A rare find. A stereo amp with essentially two Reverberockets in the same cabinet. 30 watts of power in mono mode, or two 15 watt channels in stereo.This is the ET-2-B version with 7591 power tubes and solid state rectification. Two inputs per channel (guitar, accordian) and one stereo input. One non-original output transformer.

1966 Ampeg J-12-D Jet1966 Ampeg J-12-D Jet

A small Ampeg J-12-D Jet amp from 1966. This version has a solid state rectifier and stays clean until about halfway up. Uses two 7591 power tubes and two 6BK11 preamp tubes. It has great overdrive sounds but supposedly the earlier Jets with 6V6s are more desirable. There is no intensity control for the tremolo, but it sounds just right to me.

1968 Ampeg J-12 Jet1968 Ampeg J-12 Jet

This 1968 Ampeg Jet amp has the typical look Ampeg would use on most of their amps throughout the 1970s. The circuit is relatively unchanged from the 1966-67 Jets. One nice thing about the Jet amps is they are more willing to distort than most of the other Ampeg models. This one starts to break up before the volume is even halfway up. With 18 watts of power, it isn't incredibly loud so it is a good practice amp.

1970 Ampeg AC-121970 Ampeg AC-12

This 20 watt amp was only made for one year, which isn't surprising since it was meant for accordion. It sounds great for guitar, much better than I expected. The accordion input is quite sensitive so it is easy to get the amp to distort. The tremolo and reverb are also really useful.

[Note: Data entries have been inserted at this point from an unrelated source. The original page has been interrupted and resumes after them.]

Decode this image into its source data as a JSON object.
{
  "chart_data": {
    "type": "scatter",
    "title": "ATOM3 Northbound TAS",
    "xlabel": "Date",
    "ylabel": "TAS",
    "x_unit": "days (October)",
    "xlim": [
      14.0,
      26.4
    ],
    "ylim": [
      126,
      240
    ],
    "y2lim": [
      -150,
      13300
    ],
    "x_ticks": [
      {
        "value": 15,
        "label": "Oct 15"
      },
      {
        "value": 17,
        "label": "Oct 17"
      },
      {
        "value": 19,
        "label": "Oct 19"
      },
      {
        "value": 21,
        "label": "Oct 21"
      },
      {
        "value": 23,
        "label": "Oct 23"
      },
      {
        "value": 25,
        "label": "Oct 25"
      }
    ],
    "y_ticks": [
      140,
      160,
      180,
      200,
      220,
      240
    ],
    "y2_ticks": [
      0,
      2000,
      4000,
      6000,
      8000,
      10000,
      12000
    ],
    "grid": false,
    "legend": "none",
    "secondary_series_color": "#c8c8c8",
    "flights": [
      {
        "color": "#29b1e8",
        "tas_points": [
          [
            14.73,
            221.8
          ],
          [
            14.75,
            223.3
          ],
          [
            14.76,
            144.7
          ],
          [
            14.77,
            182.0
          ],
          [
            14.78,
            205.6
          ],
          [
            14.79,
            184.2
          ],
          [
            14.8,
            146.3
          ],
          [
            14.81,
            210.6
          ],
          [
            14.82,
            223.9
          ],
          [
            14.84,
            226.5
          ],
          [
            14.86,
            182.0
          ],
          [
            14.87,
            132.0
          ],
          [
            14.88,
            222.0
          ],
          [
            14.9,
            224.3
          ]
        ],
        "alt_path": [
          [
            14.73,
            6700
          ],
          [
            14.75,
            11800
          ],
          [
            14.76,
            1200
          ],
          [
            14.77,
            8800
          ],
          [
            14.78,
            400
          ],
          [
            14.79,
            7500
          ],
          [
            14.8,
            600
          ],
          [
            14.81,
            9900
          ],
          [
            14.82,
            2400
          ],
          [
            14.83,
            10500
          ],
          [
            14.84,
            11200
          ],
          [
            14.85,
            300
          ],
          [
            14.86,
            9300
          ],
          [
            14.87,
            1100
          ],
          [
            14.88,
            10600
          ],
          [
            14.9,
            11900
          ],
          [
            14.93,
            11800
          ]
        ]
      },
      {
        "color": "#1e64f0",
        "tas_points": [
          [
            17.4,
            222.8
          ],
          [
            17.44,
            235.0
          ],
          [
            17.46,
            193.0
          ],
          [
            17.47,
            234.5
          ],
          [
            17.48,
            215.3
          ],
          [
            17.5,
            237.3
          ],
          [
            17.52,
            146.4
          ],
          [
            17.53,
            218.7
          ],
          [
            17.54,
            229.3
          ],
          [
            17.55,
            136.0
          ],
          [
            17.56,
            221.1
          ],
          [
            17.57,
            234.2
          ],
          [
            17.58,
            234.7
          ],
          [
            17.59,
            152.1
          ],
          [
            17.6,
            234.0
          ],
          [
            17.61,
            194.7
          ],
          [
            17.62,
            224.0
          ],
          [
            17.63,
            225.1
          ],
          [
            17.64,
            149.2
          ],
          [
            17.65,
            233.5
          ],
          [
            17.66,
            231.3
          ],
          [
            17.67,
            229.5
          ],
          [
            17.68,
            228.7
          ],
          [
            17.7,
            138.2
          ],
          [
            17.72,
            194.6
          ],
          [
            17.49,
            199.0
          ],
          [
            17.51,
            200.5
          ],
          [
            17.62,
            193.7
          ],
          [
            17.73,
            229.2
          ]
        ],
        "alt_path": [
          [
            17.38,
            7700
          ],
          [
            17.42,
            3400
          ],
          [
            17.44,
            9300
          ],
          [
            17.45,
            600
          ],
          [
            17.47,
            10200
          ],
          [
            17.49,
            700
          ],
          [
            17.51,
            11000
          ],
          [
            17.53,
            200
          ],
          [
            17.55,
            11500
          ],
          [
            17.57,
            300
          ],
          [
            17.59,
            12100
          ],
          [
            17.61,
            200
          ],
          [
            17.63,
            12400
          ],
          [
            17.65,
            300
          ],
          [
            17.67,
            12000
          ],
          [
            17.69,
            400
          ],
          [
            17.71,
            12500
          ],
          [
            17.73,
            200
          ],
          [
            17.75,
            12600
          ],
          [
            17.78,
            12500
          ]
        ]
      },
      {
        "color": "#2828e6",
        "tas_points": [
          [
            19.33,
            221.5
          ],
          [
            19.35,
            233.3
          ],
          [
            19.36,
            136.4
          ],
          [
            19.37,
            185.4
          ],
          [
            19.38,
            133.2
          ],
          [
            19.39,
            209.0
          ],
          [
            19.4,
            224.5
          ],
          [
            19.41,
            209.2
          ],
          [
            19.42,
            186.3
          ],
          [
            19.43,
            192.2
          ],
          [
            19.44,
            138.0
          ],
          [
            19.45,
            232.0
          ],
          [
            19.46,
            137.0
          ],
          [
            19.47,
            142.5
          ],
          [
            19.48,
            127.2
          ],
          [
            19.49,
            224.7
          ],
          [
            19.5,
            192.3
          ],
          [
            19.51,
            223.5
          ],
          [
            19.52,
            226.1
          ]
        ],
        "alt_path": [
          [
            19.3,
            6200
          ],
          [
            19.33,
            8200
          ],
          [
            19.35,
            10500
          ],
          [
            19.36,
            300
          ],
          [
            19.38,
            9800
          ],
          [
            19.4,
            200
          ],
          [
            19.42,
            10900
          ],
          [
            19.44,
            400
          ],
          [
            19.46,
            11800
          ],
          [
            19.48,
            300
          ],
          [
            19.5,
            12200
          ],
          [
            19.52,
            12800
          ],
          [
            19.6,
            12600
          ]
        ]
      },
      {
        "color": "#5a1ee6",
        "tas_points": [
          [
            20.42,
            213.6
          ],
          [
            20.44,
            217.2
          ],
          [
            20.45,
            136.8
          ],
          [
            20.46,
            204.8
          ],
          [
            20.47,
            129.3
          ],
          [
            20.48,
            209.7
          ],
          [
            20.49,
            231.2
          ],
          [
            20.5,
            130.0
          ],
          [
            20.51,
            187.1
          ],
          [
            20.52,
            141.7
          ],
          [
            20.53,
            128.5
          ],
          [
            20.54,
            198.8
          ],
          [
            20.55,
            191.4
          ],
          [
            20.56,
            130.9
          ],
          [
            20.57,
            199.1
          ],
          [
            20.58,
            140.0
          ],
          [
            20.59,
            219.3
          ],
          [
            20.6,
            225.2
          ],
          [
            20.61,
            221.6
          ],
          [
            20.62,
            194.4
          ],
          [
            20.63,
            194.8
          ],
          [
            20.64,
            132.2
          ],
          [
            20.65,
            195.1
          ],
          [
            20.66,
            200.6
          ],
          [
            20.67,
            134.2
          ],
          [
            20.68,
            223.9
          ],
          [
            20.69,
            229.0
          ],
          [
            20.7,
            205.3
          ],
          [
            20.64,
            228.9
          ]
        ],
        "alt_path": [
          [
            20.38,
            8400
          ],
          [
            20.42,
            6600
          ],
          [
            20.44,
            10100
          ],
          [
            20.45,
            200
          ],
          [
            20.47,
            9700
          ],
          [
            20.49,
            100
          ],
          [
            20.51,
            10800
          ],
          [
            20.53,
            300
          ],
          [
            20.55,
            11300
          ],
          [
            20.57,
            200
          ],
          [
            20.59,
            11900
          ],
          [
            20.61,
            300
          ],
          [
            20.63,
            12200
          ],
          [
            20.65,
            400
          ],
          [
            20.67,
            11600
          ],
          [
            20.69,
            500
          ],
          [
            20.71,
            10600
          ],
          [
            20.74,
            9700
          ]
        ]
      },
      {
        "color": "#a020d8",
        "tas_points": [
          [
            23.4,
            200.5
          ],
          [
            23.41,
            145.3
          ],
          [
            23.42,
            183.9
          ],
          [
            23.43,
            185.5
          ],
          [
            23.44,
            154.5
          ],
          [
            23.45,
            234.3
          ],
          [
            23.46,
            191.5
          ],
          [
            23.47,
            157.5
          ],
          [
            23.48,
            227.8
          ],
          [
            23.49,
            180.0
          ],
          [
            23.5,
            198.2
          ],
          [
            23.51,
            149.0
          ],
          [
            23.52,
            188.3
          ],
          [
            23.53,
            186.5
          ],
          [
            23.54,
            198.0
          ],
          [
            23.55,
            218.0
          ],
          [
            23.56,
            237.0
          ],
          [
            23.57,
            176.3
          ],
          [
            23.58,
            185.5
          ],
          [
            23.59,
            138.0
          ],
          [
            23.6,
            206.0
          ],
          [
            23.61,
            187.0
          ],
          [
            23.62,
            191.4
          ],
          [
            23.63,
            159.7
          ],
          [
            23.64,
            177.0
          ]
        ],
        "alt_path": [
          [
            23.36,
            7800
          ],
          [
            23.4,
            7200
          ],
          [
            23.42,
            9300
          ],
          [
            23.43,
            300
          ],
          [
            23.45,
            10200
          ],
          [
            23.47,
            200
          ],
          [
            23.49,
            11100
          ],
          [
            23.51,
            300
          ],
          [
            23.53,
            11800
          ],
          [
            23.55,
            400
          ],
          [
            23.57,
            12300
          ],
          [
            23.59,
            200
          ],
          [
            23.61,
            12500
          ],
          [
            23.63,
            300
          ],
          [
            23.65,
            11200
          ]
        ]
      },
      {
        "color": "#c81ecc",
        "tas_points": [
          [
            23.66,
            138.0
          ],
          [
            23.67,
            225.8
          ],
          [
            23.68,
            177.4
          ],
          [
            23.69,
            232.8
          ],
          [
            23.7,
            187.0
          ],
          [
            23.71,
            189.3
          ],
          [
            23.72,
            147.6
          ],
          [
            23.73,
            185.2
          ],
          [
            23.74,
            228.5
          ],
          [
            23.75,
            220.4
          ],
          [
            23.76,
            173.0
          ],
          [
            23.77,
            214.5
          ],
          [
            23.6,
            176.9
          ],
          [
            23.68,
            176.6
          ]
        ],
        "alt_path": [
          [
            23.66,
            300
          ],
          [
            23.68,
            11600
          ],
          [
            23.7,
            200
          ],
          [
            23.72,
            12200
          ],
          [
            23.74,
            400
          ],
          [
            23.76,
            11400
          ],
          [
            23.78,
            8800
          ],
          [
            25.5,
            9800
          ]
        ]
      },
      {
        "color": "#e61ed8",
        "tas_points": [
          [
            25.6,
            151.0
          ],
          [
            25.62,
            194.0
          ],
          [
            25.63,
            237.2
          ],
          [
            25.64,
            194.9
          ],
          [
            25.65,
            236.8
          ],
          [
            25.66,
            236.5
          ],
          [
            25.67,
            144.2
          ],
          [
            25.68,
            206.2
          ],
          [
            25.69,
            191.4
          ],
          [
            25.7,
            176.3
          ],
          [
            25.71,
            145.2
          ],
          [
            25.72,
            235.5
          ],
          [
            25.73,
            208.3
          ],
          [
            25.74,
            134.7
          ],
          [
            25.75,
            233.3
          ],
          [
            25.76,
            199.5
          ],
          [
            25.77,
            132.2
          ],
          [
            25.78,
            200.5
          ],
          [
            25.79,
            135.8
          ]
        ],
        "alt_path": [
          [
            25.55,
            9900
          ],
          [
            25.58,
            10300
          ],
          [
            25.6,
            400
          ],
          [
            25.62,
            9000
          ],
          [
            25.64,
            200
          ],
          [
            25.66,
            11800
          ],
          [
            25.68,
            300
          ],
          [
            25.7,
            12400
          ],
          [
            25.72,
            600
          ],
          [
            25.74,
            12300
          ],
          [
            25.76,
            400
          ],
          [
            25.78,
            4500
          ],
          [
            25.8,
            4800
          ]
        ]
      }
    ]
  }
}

1970s Ampeg VT-401970s Ampeg VT-40

The Ampeg VT-40 is a 60 watt amp that was produced throughout the 70s. Like all Ampeg V series amps, it is very loud but can sound good at lower volumes due to all of the tone shaping possibilities provided by the rocker switches and the midrange control. The manual provided at the time even included settings on how to make the amp sound like a Fender or Marshall.

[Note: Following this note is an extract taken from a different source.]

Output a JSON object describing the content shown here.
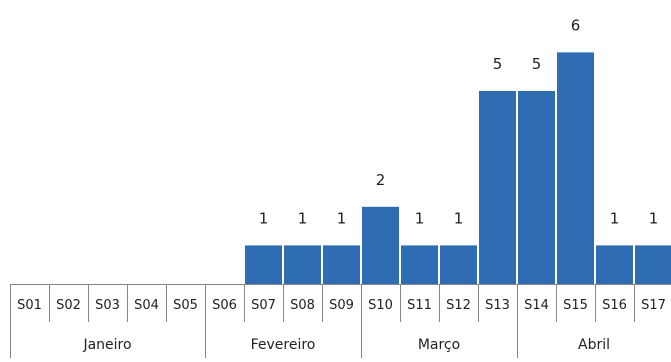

1976 Ampeg VT-221976 Ampeg VT-22

An old Ampeg VT-22 amp. The biggest, loudest, and heaviest combo amp I've ever used. It is easily 100 - 120 watts and puts a Twin Reverb to shame both in volume and tone. The midrange knob and the rocker switches add a lot of tonal options and the reverb isn't bad. This amp has the distortion knob (1976 was the first year the distortion knob was added to the VT-22), but it doesn't sound very good. Fortunately it can only be used in channel one.